Le président de l’Assemblée nationale Cavaye Yeguie Djibril a instruit que soit rendu compte de la situation de cette dotation

Le président Cavaye Yeguie Djibril de l’assemblée nationale camerounaise a demandé que lui soit rendu compte de l’utilisation faite par les députés, des fonds remis à eux dans le cadre du soutien aux microprojets. Une correspondance datée du 11 mars, portant sur « le rapport d’exécution des microprojets parlementaires 2010 », est ainsi affiché au parlement à Ngoa-Ekellé, et à l’hôtel des députés où descendent la majorité des députés pendant les sessions parlementaires. La note demande aux députés, de bien vouloir déposer les rapports d’exécution des microprojets parlementaires de l’exercice 2010, aux cabinets des questeurs de l’Assemblée nationale au plus tard le mercredi 16 mars 2011. Ces rapports apprend-on aussi, devraient permettre l’engagement des procédures en vue de la mise à disposition des députés de l’enveloppe allouée aux microprojets de l’exercice 2011 et le contrôle de l’exercice 2010. Il est difficile de savoir si la mesure a été suivie par les députés. Les questeurs qui ont la responsabilité d’assurer la récupération de ces rapports se refusent à tout commentaire sur le sujet. Nous ne souhaitons pas discuter des choses qui relèvent de la cuisine interne stricte du parlement ; s’il y a des inquiétudes, nous les réglons dans le cadre de l’assemblée nationale a confié et encore sous le couvert de l’anonymat, un des questeurs rencontrés dans les couloirs de l’assemblée nationale. Il existe très peu de transparence autour de cette question. Un autre député qui a accepté de parler sous couvert de l’anonymat lui aussi, a fait savoir que les attributions des sommes est très souvent automatique, et que le contrôle interne effectué sur leurs affectations relève plus de la routine que d’un véritable audit.

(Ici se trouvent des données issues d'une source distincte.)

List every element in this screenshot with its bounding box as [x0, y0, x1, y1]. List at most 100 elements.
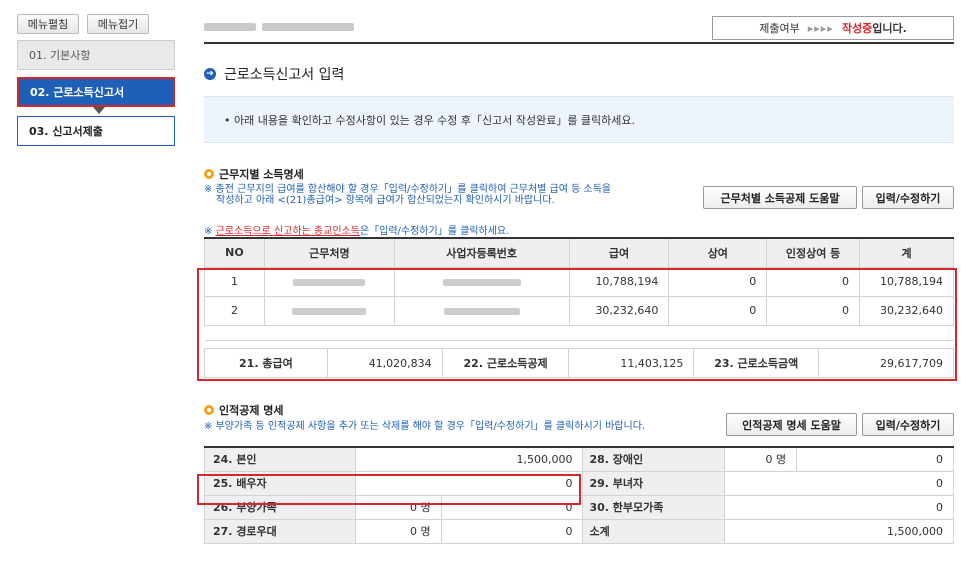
sidebar-item-submit[interactable]: 03. 신고서제출	[17, 116, 175, 146]
table-row: 1 10,788,194 0 0 10,788,194	[204, 266, 954, 297]
table-row: 2 30,232,640 0 0 30,232,640	[204, 295, 954, 326]
column-header: NO	[204, 237, 265, 268]
summary-row: 21. 총급여 41,020,834 22. 근로소득공제 11,403,125…	[204, 348, 954, 378]
menu-collapse-button[interactable]: 메뉴접기	[87, 14, 149, 34]
disabled-count: 0 명	[724, 446, 798, 472]
income-edit-button[interactable]: 입력/수정하기	[862, 186, 954, 209]
income-amount-value: 29,617,709	[818, 348, 954, 378]
single-woman-value: 0	[724, 470, 954, 496]
income-section-title: 근무지별 소득명세	[204, 166, 304, 182]
column-header: 계	[859, 237, 954, 268]
income-title-text: 근무지별 소득명세	[219, 168, 304, 181]
submission-status: 제출여부 ▸▸▸▸ 작성중입니다.	[712, 16, 954, 40]
personal-table: 24. 본인 1,500,000 28. 장애인 0 명 0 25. 배우자 0…	[204, 446, 954, 544]
row-no: 2	[204, 295, 265, 326]
income-summary-table: 21. 총급여 41,020,834 22. 근로소득공제 11,403,125…	[204, 348, 954, 378]
sidebar-item-income-report[interactable]: 02. 근로소득신고서	[17, 77, 175, 114]
menu-toggle-group: 메뉴펼침 메뉴접기	[17, 14, 175, 34]
disabled-value: 0	[796, 446, 954, 472]
column-header: 인정상여 등	[766, 237, 860, 268]
table-header-row: NO 근무처명 사업자등록번호 급여 상여 인정상여 등 계	[204, 237, 954, 268]
row-no: 1	[204, 266, 265, 297]
arrows-icon: ▸▸▸▸	[807, 21, 834, 35]
column-header: 사업자등록번호	[393, 237, 570, 268]
subtotal-label: 소계	[582, 518, 726, 544]
income-help-button[interactable]: 근무처별 소득공제 도움말	[703, 186, 857, 209]
notice-box: • 아래 내용을 확인하고 수정사항이 있는 경우 수정 후「신고서 작성완료」…	[204, 96, 954, 143]
personal-section-title: 인적공제 명세	[204, 402, 284, 418]
table-row: 27. 경로우대 0 명 0 소계 1,500,000	[204, 518, 954, 544]
sidebar: 메뉴펼침 메뉴접기 01. 기본사항 02. 근로소득신고서 03. 신고서제출	[17, 14, 175, 153]
status-label: 제출여부	[759, 22, 800, 35]
total-pay-value: 41,020,834	[326, 348, 443, 378]
personal-title-text: 인적공제 명세	[219, 404, 284, 417]
table-row: 25. 배우자 0 29. 부녀자 0	[204, 470, 954, 496]
self-label: 24. 본인	[204, 446, 356, 472]
income-note-line1: ※ 종전 근무지의 급여를 합산해야 할 경우「입력/수정하기」를 클릭하여 근…	[204, 184, 612, 195]
dependents-count: 0 명	[354, 494, 442, 520]
personal-help-button[interactable]: 인적공제 명세 도움말	[726, 413, 857, 436]
notice-text: • 아래 내용을 확인하고 수정사항이 있는 경우 수정 후「신고서 작성완료」…	[224, 113, 636, 127]
senior-count: 0 명	[354, 518, 442, 544]
dependents-value: 0	[440, 494, 584, 520]
income-table: NO 근무처명 사업자등록번호 급여 상여 인정상여 등 계 1 10,788,…	[204, 237, 954, 341]
workplace-name	[263, 295, 395, 326]
arrow-circle-icon: ➔	[204, 68, 216, 80]
bonus-value: 0	[668, 295, 768, 326]
business-number	[393, 295, 570, 326]
sidebar-item-label: 03. 신고서제출	[29, 125, 103, 138]
single-parent-label: 30. 한부모가족	[582, 494, 726, 520]
senior-value: 0	[440, 518, 584, 544]
menu-expand-button[interactable]: 메뉴펼침	[17, 14, 79, 34]
redacted-text	[204, 23, 256, 31]
salary-value: 30,232,640	[568, 295, 670, 326]
single-parent-value: 0	[724, 494, 954, 520]
senior-label: 27. 경로우대	[204, 518, 356, 544]
recognized-bonus-value: 0	[766, 266, 860, 297]
disabled-label: 28. 장애인	[582, 446, 726, 472]
business-number	[393, 266, 570, 297]
sidebar-item-label: 01. 기본사항	[29, 49, 91, 62]
redacted-text	[262, 23, 354, 31]
spouse-label: 25. 배우자	[204, 470, 356, 496]
sidebar-item-label: 02. 근로소득신고서	[30, 86, 125, 99]
page-title-text: 근로소득신고서 입력	[224, 67, 345, 83]
single-woman-label: 29. 부녀자	[582, 470, 726, 496]
personal-edit-button[interactable]: 입력/수정하기	[862, 413, 954, 436]
income-note-line2: 작성하고 아래 <(21)총급여> 항목에 급여가 합산되었는지 확인하시기 바…	[216, 195, 555, 206]
sidebar-item-basic-info[interactable]: 01. 기본사항	[17, 40, 175, 70]
page-header: 제출여부 ▸▸▸▸ 작성중입니다.	[204, 14, 954, 44]
note-prefix: ※	[204, 226, 216, 237]
table-row: 24. 본인 1,500,000 28. 장애인 0 명 0	[204, 446, 954, 472]
income-note: ※ 종전 근무지의 급여를 합산해야 할 경우「입력/수정하기」를 클릭하여 근…	[204, 184, 611, 206]
status-value: 작성중	[841, 22, 873, 35]
total-pay-label: 21. 총급여	[204, 348, 328, 378]
row-total-value: 10,788,194	[859, 266, 954, 297]
personal-note: ※ 부양가족 등 인적공제 사항을 추가 또는 삭제를 해야 할 경우「입력/수…	[204, 421, 646, 432]
column-header: 상여	[668, 237, 768, 268]
deduction-value: 11,403,125	[568, 348, 695, 378]
religious-income-note: ※ 근로소득으로 신고하는 종교인소득은「입력/수정하기」를 클릭하세요.	[204, 222, 509, 237]
salary-value: 10,788,194	[568, 266, 670, 297]
religious-income-link[interactable]: 근로소득으로 신고하는 종교인소득	[216, 226, 360, 237]
caret-down-icon	[93, 107, 105, 114]
page-title: ➔ 근로소득신고서 입력	[204, 64, 344, 84]
recognized-bonus-value: 0	[766, 295, 860, 326]
workplace-name	[263, 266, 395, 297]
table-spacer	[204, 324, 954, 341]
deduction-label: 22. 근로소득공제	[441, 348, 570, 378]
table-row: 26. 부양가족 0 명 0 30. 한부모가족 0	[204, 494, 954, 520]
column-header: 급여	[568, 237, 670, 268]
dependents-label: 26. 부양가족	[204, 494, 356, 520]
status-suffix: 입니다.	[872, 22, 907, 35]
column-header: 근무처명	[263, 237, 395, 268]
note-suffix: 은「입력/수정하기」를 클릭하세요.	[359, 226, 510, 237]
spouse-value: 0	[354, 470, 584, 496]
subtotal-value: 1,500,000	[724, 518, 954, 544]
bonus-value: 0	[668, 266, 768, 297]
self-value: 1,500,000	[354, 446, 584, 472]
income-amount-label: 23. 근로소득금액	[693, 348, 820, 378]
row-total-value: 30,232,640	[859, 295, 954, 326]
bullet-icon	[204, 405, 214, 415]
bullet-icon	[204, 169, 214, 179]
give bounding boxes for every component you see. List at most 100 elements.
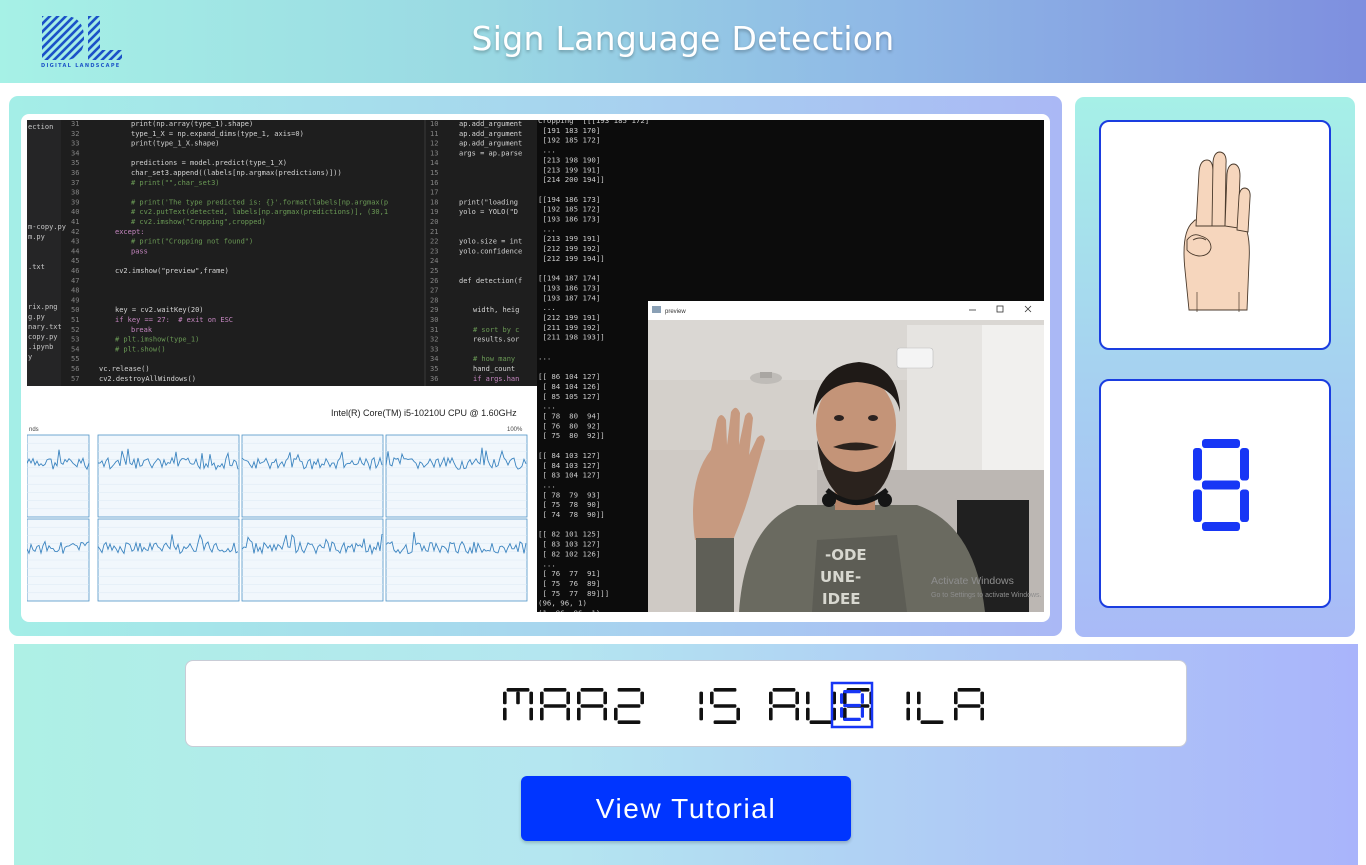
console-line: ...: [538, 559, 556, 568]
line-number: 38: [71, 189, 79, 197]
console-line: [192 185 172]: [538, 205, 600, 214]
console-line: [212 199 192]: [538, 244, 600, 253]
console-line: [ 83 103 127]: [538, 540, 600, 549]
file-list-item: .txt: [28, 263, 45, 271]
logo-caption: DIGITAL LANDSCAPE: [41, 63, 121, 69]
line-number: 18: [430, 198, 438, 206]
line-number: 34: [430, 355, 438, 363]
line-number: 53: [71, 336, 79, 344]
line-number: 14: [430, 159, 438, 167]
console-line: [ 76 77 91]: [538, 569, 600, 578]
sentence-char: [906, 691, 910, 721]
code-line: if key == 27: # exit on ESC: [115, 316, 233, 324]
video-feed: ection m-copy.py m.py .txt rix.png g.py nary.t…: [27, 120, 1044, 612]
code-line: # cv2.putText(detected, labels[np.argmax…: [131, 208, 388, 216]
code-line: # plt.show(): [115, 345, 166, 353]
predicted-letter-display: [1193, 439, 1249, 531]
line-number: 33: [71, 140, 79, 148]
line-number: 17: [430, 189, 438, 197]
code-line: print("loading: [459, 198, 518, 206]
console-line: [ 75 77 89]]]: [538, 589, 609, 598]
code-line: width, heig: [473, 306, 519, 314]
console-line: (1, 96, 96, 1): [538, 609, 600, 613]
console-line: [212 199 191]: [538, 313, 600, 322]
sentence-char: [540, 688, 570, 721]
line-number: 35: [430, 365, 438, 373]
console-line: [ 82 102 126]: [538, 549, 600, 558]
line-number: 35: [71, 159, 79, 167]
prediction-panel: [1075, 97, 1355, 637]
code-line: type_1_X = np.expand_dims(type_1, axis=0…: [131, 130, 304, 138]
line-number: 34: [71, 149, 79, 157]
code-line: def detection(f: [459, 277, 522, 285]
code-line: ap.add_argument: [459, 140, 522, 148]
console-line: [ 74 78 90]]: [538, 510, 605, 519]
code-line: vc.release(): [99, 365, 150, 373]
file-list-item: ection: [28, 123, 53, 131]
cpu-label: Intel(R) Core(TM) i5-10210U CPU @ 1.60GH…: [331, 408, 517, 418]
line-number: 32: [430, 336, 438, 344]
sentence-seven-segment-text: [503, 681, 984, 729]
sentence-char: [710, 688, 740, 724]
cpu-core-graph: [385, 518, 528, 602]
line-number: 31: [71, 120, 79, 128]
svg-text:Activate Windows: Activate Windows: [931, 575, 1014, 587]
line-number: 37: [71, 179, 79, 187]
console-line: ...: [538, 224, 556, 233]
console-line: [ 84 104 126]: [538, 382, 600, 391]
console-line: [193 187 174]: [538, 293, 600, 302]
line-number: 27: [430, 287, 438, 295]
file-list-item: g.py: [28, 313, 45, 321]
line-number: 47: [71, 277, 79, 285]
console-line: [[194 187 174]: [538, 274, 600, 283]
svg-text:IDEE: IDEE: [822, 590, 861, 608]
line-number: 40: [71, 208, 79, 216]
sentence-char: [503, 688, 533, 721]
line-number: 33: [430, 345, 438, 353]
svg-text:100%: 100%: [507, 427, 523, 433]
code-line: print(type_1_X.shape): [131, 140, 220, 148]
line-number: 39: [71, 198, 79, 206]
console-line: ...: [538, 480, 556, 489]
file-list-item: y: [28, 353, 32, 361]
code-line: ap.add_argument: [459, 130, 522, 138]
file-list-item: nary.txt: [28, 323, 62, 331]
line-number: 24: [430, 257, 438, 265]
line-number: 51: [71, 316, 79, 324]
predicted-letter-card: [1099, 379, 1331, 608]
sentence-output: [185, 660, 1187, 747]
console-line: [ 78 79 93]: [538, 490, 600, 499]
console-line: [211 199 192]: [538, 323, 600, 332]
line-number: 32: [71, 130, 79, 138]
code-line: results.sor: [473, 336, 519, 344]
console-line: [[ 86 104 127]: [538, 372, 600, 381]
line-number: 19: [430, 208, 438, 216]
line-number: 13: [430, 149, 438, 157]
view-tutorial-button[interactable]: View Tutorial: [521, 776, 851, 841]
console-line: [ 75 78 90]: [538, 500, 600, 509]
console-line: [ 78 80 94]: [538, 412, 600, 421]
line-number: 42: [71, 228, 79, 236]
line-number: 36: [430, 375, 438, 383]
preview-window: preview -ODE UNE- IDEE Activate Windows …: [648, 301, 1044, 612]
predicted-letter: [1193, 439, 1249, 531]
console-line: [213 199 191]: [538, 165, 600, 174]
line-number: 36: [71, 169, 79, 177]
console-line: [211 198 193]]: [538, 333, 605, 342]
file-list-item: rix.png: [28, 303, 58, 311]
console-line: [[194 186 173]: [538, 195, 600, 204]
code-line: # sort by c: [473, 326, 519, 334]
video-panel: ection m-copy.py m.py .txt rix.png g.py nary.t…: [9, 96, 1062, 636]
svg-text:Go to Settings to activate Win: Go to Settings to activate Windows.: [931, 592, 1042, 599]
hand-sign-card: [1099, 120, 1331, 350]
svg-text:-ODE: -ODE: [825, 546, 867, 564]
console-line: [ 83 104 127]: [538, 471, 600, 480]
code-line: char_set3.append((labels[np.argmax(predi…: [131, 169, 342, 177]
code-line: yolo.size = int: [459, 238, 522, 246]
sentence-char: [699, 691, 703, 721]
line-number: 56: [71, 365, 79, 373]
code-line: predictions = model.predict(type_1_X): [131, 159, 287, 167]
code-line: cv2.imshow("preview",frame): [115, 267, 229, 275]
console-line: [213 198 190]: [538, 155, 600, 164]
console-line: ...: [538, 303, 556, 312]
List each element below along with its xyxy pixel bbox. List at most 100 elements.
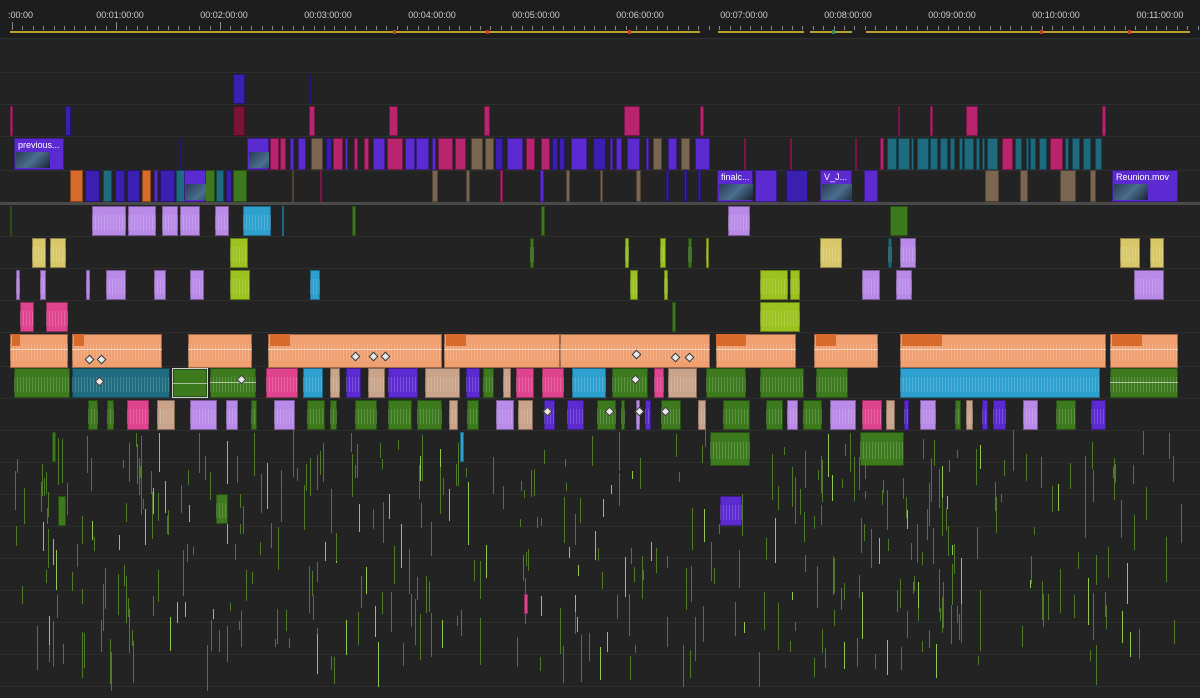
timeline-clip[interactable] [904,400,909,430]
timeline-clip[interactable] [1039,138,1047,170]
timeline-clip[interactable] [20,302,34,332]
timeline-clip[interactable] [728,206,750,236]
volume-rubberband[interactable] [210,382,256,383]
timeline-clip[interactable] [542,368,564,398]
timeline-clip[interactable] [172,368,208,398]
timeline-clip[interactable] [1120,238,1140,268]
timeline-clip[interactable] [930,138,938,170]
timeline-clip[interactable] [70,170,83,202]
volume-rubberband[interactable] [716,349,796,350]
timeline-clip[interactable] [1060,170,1076,202]
timeline-clip[interactable] [230,238,248,268]
clip-v-j[interactable]: V_J... [820,170,852,202]
timeline-clip[interactable] [955,400,961,430]
timeline-clip[interactable] [855,138,857,170]
timeline-clip[interactable] [65,106,71,136]
timeline-clip[interactable] [280,138,286,170]
timeline-clip[interactable] [966,400,973,430]
timeline-clip[interactable] [985,170,999,202]
timeline-clip[interactable] [85,170,100,202]
timeline-clip[interactable] [251,400,257,430]
timeline-clip[interactable] [50,238,66,268]
timeline-clip[interactable] [860,432,904,466]
timeline-marker[interactable] [486,30,489,34]
timeline-clip[interactable] [484,106,490,136]
timeline-clip[interactable] [103,170,112,202]
timeline-clip[interactable] [496,400,514,430]
timeline-clip[interactable] [896,270,912,300]
timeline-clip[interactable] [987,138,998,170]
timeline-clip[interactable] [616,138,622,170]
timeline-clip[interactable] [959,138,963,170]
volume-rubberband[interactable] [10,349,68,350]
video-audio-divider[interactable] [0,202,1200,205]
timeline-clip[interactable] [416,138,429,170]
timeline-clip[interactable] [46,302,68,332]
timeline-clip[interactable] [1056,400,1076,430]
timeline-clip[interactable] [888,238,892,268]
timeline-clip[interactable] [610,138,613,170]
timeline-clip[interactable] [572,368,606,398]
timeline-clip[interactable] [567,400,584,430]
timeline-clip[interactable] [911,138,914,170]
timeline-clip[interactable] [307,400,325,430]
timeline-clip[interactable] [917,138,929,170]
timeline-clip[interactable] [950,138,955,170]
timeline-clip[interactable] [216,170,224,202]
timeline-clip[interactable] [900,238,916,268]
timeline-clip[interactable] [880,138,884,170]
timeline-clip[interactable] [345,138,348,170]
timeline-clip[interactable] [668,368,697,398]
timeline-clip[interactable] [654,368,664,398]
timeline-clip[interactable] [1072,138,1080,170]
timeline-clip[interactable] [233,170,247,202]
timeline-clip[interactable] [624,106,640,136]
timeline-clip[interactable] [976,138,980,170]
timeline-clip[interactable] [666,170,669,202]
timeline-clip[interactable] [320,170,322,202]
timeline-clip[interactable] [88,400,98,430]
timeline-clip[interactable] [389,106,398,136]
timeline-clip[interactable] [695,138,710,170]
timeline-clip[interactable] [58,496,66,526]
timeline-clip[interactable] [467,400,479,430]
timeline-clip[interactable] [664,270,668,300]
timeline-clip[interactable] [368,368,385,398]
timeline-clip[interactable] [1134,270,1164,300]
timeline-clip[interactable] [190,400,217,430]
timeline-marker[interactable] [1128,30,1131,34]
timeline-clip[interactable] [115,170,125,202]
clip-reunion[interactable]: Reunion.mov [1112,170,1178,202]
timeline-clip[interactable] [354,138,358,170]
timeline-clip[interactable] [698,170,701,202]
music-clip[interactable] [72,334,162,368]
timeline-clip[interactable] [516,368,534,398]
timeline-clip[interactable] [1030,138,1036,170]
timeline-clip[interactable] [920,400,936,430]
timeline-clip[interactable] [524,594,528,614]
timeline-clip[interactable] [466,368,480,398]
timeline-clip[interactable] [290,138,294,170]
timeline-clip[interactable] [310,74,312,104]
timeline-clip[interactable] [526,138,535,170]
timeline-clip[interactable] [593,138,606,170]
timeline-clip[interactable] [571,138,587,170]
timeline-clip[interactable] [790,270,800,300]
timeline-clip[interactable] [887,138,897,170]
timeline-clip[interactable] [355,400,377,430]
timeline-clip[interactable] [460,432,464,462]
volume-rubberband[interactable] [900,349,1106,350]
timeline-clip[interactable] [681,138,690,170]
timeline-clip[interactable] [830,400,856,430]
timeline-clip[interactable] [541,206,545,236]
timeline-clip[interactable] [600,170,603,202]
timeline-clip[interactable] [1015,138,1022,170]
timeline-clip[interactable] [40,270,46,300]
timeline-clip[interactable] [1050,138,1063,170]
volume-rubberband[interactable] [444,349,560,350]
timeline-clip[interactable] [723,400,750,430]
timeline-clip[interactable] [1091,400,1106,430]
timeline-clip[interactable] [612,368,648,398]
timeline-clip[interactable] [786,170,808,202]
timeline-clip[interactable] [180,206,200,236]
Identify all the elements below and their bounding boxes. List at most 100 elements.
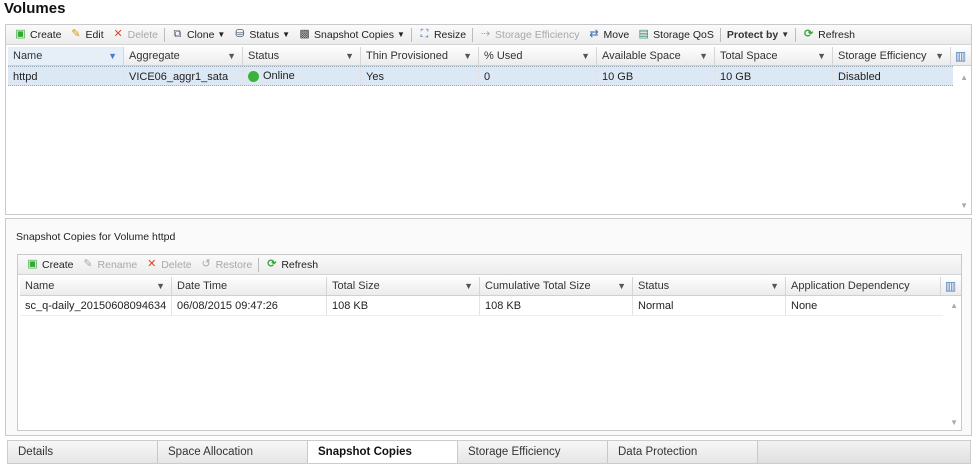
create-icon: ▣ bbox=[15, 28, 26, 40]
filter-icon[interactable]: ▼ bbox=[345, 47, 354, 66]
scroll-up-arrow[interactable]: ▲ bbox=[950, 301, 958, 310]
separator bbox=[719, 27, 721, 42]
snapshot-refresh-button[interactable]: ⟳ Refresh bbox=[261, 256, 322, 274]
header-label: Date Time bbox=[177, 280, 228, 292]
edit-button[interactable]: ✎ Edit bbox=[66, 26, 108, 44]
rename-label: Rename bbox=[97, 258, 138, 271]
column-header-name[interactable]: Name ▼ bbox=[8, 47, 124, 65]
clone-label: Clone bbox=[186, 28, 215, 41]
header-label: Total Size bbox=[332, 280, 380, 292]
cell-total-space: 10 GB bbox=[715, 67, 833, 85]
tab-space-allocation[interactable]: Space Allocation bbox=[158, 441, 308, 463]
restore-label: Restore bbox=[215, 258, 253, 271]
create-label: Create bbox=[30, 28, 62, 41]
storage-efficiency-button[interactable]: ⇢ Storage Efficiency bbox=[475, 26, 583, 44]
table-row[interactable]: httpd VICE06_aggr1_sata Online Yes 0 10 … bbox=[8, 66, 953, 86]
column-header-total-space[interactable]: Total Space ▼ bbox=[715, 47, 833, 65]
filter-icon[interactable]: ▼ bbox=[617, 277, 626, 296]
filter-icon[interactable]: ▼ bbox=[699, 47, 708, 66]
cell-used: 0 bbox=[479, 67, 597, 85]
filter-icon[interactable]: ▼ bbox=[817, 47, 826, 66]
tab-details[interactable]: Details bbox=[8, 441, 158, 463]
header-label: Thin Provisioned bbox=[366, 50, 448, 62]
move-button[interactable]: ⇄ Move bbox=[583, 26, 633, 44]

Peu de microprojets financés sont aujourd’hui identifiables
Sur le terrain pourtant, il est difficile de démontrer une utilisation pertinente faite de ces fonds par les parlementaires. Pourtant la question est toujours d’une importance capitale lors du vote de la loi des finances. Interrogés sur les origines de la pratique, un ancien député a fait savoir que l’idée des microprojets était de permettre au député, en tant que représentant du peuple, d’avoir des moyens pour subvenir aux petits besoins de sa population. Il était question qu’il ne soit pas obligé de toujours écrire au gouvernement et attendre que les fonds soient débloqués sur le budget d’investissement public pour résoudre des problèmes conjoncturels qui pourraient survenir. De nombreux observateurs s’interrogent sur la pertinence d’une telle disposition. Même les modérés estiment que le contrôle devrait être plus strict. Il s’agit de l’argent public et il devrait faire l’objet d’un audit aussi rigoureux que toutes les autres affectations d’argent effectuées à base des impôts, a fait savoir un expert en financement public. Pour d’autres observateurs plus radicaux, la mesure ne se justifie pas. La réalisation des microprojets visant à améliorer le sort des populations camerounaises est du ressort du gouvernement. Ce sont des actes qui sont inscrits dans le budget. Le rôle du député est d’étudier et de voter les lois. Lui allouer une certaine somme pour réaliser quelque projet que ce soit pour ses populations c’est en fait lui donner les moyens d’acheter les consciences des pauvres populations, l’autorisation de faire la promotion de son image avec l’argent du contribuable, c’est encourager la corruption, le vol, et la mal gouvernance faisait savoir en décembre 2010 Atangana Nsoe, président du parti Grand Cameroun.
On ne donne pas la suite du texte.